There was no fire alarm, no sprinklers, no fire escape. In violation of state safety codes, fire extinguishers were not spaced every 1,500 square feet, and there was only one exit. As the city buried its young yesterday, questions were raised about whether Brazil is up to the task of ensuring safety in venues for the World Cup next year, and the Olympics in 2016. Four people were detained for questioning, including two band members and the nightclub's co-owner.
The cavernous building was divided into several sections, including a pub and a VIP lounge -- and hundreds of the college students and teenagers crammed in couldn't see the stage. They continued to drink and dance, unaware of the danger spreading above them. Then, the place became an inferno.
The band members who headed straight for the door lived. One, Danilo Brauner, went back to get his accordion, and never made it out.
The air turned dense and dark with smoke; there was no light, nothing pointing to the single exit. Rizzi found himself clawing through a panicked crowd that surged blindly toward the door.

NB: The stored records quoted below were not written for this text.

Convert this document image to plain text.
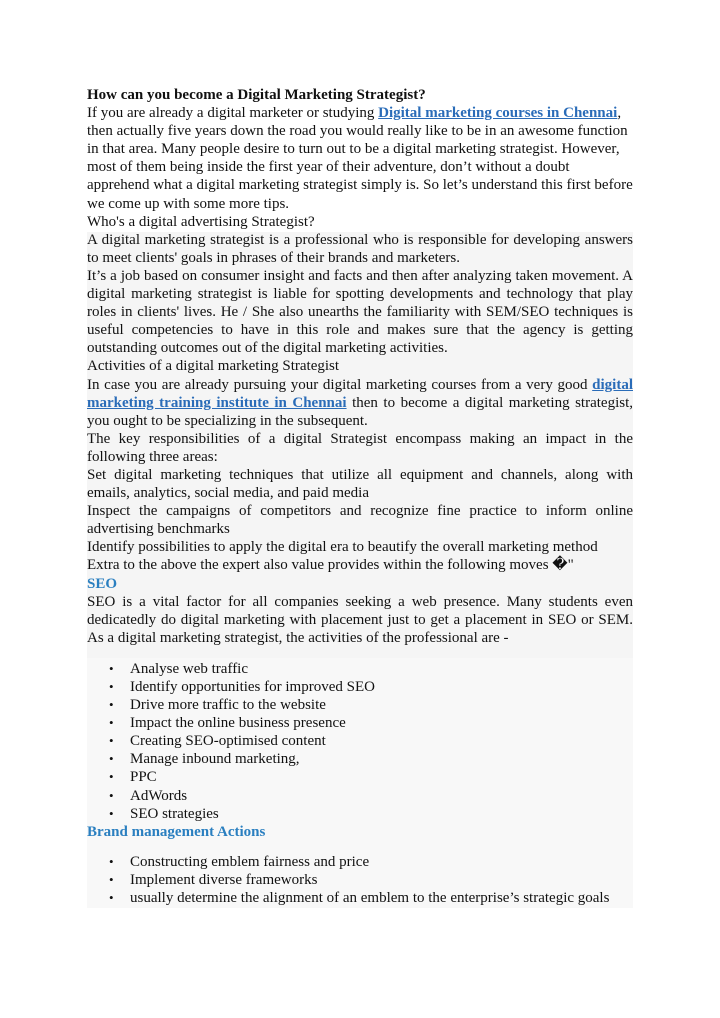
How can you become a Digital Marketing Strategist?

If you are already a digital marketer or studying Digital marketing courses in Chennai, then actually five years down the road you would really like to be in an awesome function in that area. Many people desire to turn out to be a digital marketing strategist. However, most of them being inside the first year of their adventure, don’t without a doubt apprehend what a digital marketing strategist simply is. So let’s understand this first before we come up with some more tips.

Who's a digital advertising Strategist?

A digital marketing strategist is a professional who is responsible for developing answers to meet clients' goals in phrases of their brands and marketers.

It’s a job based on consumer insight and facts and then after analyzing taken movement. A digital marketing strategist is liable for spotting developments and technology that play roles in clients' lives. He / She also unearths the familiarity with SEM/SEO techniques is useful competencies to have in this role and makes sure that the agency is getting outstanding outcomes out of the digital marketing activities.

Activities of a digital marketing Strategist

In case you are already pursuing your digital marketing courses from a very good digital marketing training institute in Chennai then to become a digital marketing strategist, you ought to be specializing in the subsequent.

The key responsibilities of a digital Strategist encompass making an impact in the following three areas:

Set digital marketing techniques that utilize all equipment and channels, along with emails, analytics, social media, and paid media

Inspect the campaigns of competitors and recognize fine practice to inform online advertising benchmarks

Identify possibilities to apply the digital era to beautify the overall marketing method

Extra to the above the expert also value provides within the following moves �"

SEO

SEO is a vital factor for all companies seeking a web presence. Many students even dedicatedly do digital marketing with placement just to get a placement in SEO or SEM. As a digital marketing strategist, the activities of the professional are -

• Analyse web traffic
• Identify opportunities for improved SEO
• Drive more traffic to the website
• Impact the online business presence
• Creating SEO-optimised content
• Manage inbound marketing,
• PPC
• AdWords
• SEO strategies

Brand management Actions

• Constructing emblem fairness and price
• Implement diverse frameworks
• usually determine the alignment of an emblem to the enterprise’s strategic goals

People started to panic and run toward the door. The manager, meanwhile, was outside dealing with a drunk and belligerent young man. No one there had any inkling of the desperate scene unfolding just beyond Kiss' black, soundproof double doors, said taxi driver Edson Schifelbain, who was in his car, waiting for passengers.
A security guard poked his head out and said there was a fight. A fraction of a second later, someone inside yelled "Fire!" The manager opened the doors and it was like opening the gates of hell, Schifelbain said.
"The horror I saw in their faces, the terror, I'll never forget," he said.